Jon sighs. ”It couldn’t possibly be because I’m afraid, so what does it matter?”

“You’re software. You’ll be fine if pretty much anything happens to you.” That’s the great thing about not really being alive. Lose an arm? No problem. Get your skin ripped off by a murderous clown? No big deal. A quick visit to a repair shop and you were good as new. Whole, hale, and hearty.

Jon is watching him, concerned. “Your pulse is quickening.” 

“I’m fine,” Tim grinds out. He’s fine, everything’s fine. Abso-fucking-lutely fantastic. This is what he signed up for. For weird shit to happen to him on the off-chance that something would lead him on the right path. He’s not going to die in a daft forest that shouldn’t be there. 

Jon moves to sit beside him. Tim tenses. “What? Are you going to offer a hug?”

“God forbid,” Jon returns blandly.

“I don’t know. Maybe I could use a hug.” The idea of hugging Jon makes Tim’s heart jackrabbit in his chest. What would that be like? Just as alien and off-putting as holding his bicep had been? 

“Shut up, Tim. I might not be human but I’m not heartless. This forest is lonely enough without you shutting me out.” Jon leans into Tim, their shoulders and upper arms brushing. It’s a light, non-invasive contact. There’s no warmth to Jon’s body. But he isn’t cold, either. 

Tim relaxes. Slightly. “I never took you for the Care Bear type.”

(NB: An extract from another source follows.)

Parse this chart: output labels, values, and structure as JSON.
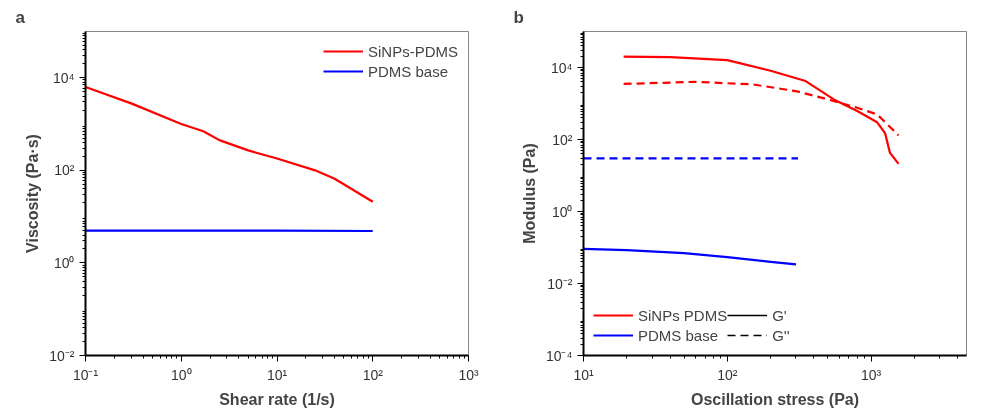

Jon closes his eyes. His lashes are long, dusky half-moons against his skin. “I don’t think you took me for much of anything. You treat the coffeemaker nicer.”

“The coffeemaker provides me with caffeine.”

“Mn. And who do you think refills it every morning?”

“Oh.” Tim digests that. “Wow, I’m a prick.”

Jon doesn’t have the decency to assure him that he isn’t. But he also doesn’t offer a caustic remark when Tim presses closer, leaning on him. Not even when Tim falls asleep like that, drooling on his shoulder.

 

 

When morning comes and Tim wakes up, they’re still in the forest. But there are birds overheard and rustling in the bushes. Jon has powered down. It should creep Tim the fuck out because Jon doesn't look quite like he's sleeping, but not quite like he's dead, either.

He sighs and rubs his eyes, too wrung out to be embarrassed about how he slept the night. He still thinks Simulacra are creepy but... Jon is creepy for a different reason, in a different way. A way that Tim can relate to a little too well.

God, why couldn't he just let Tim hate him in peace?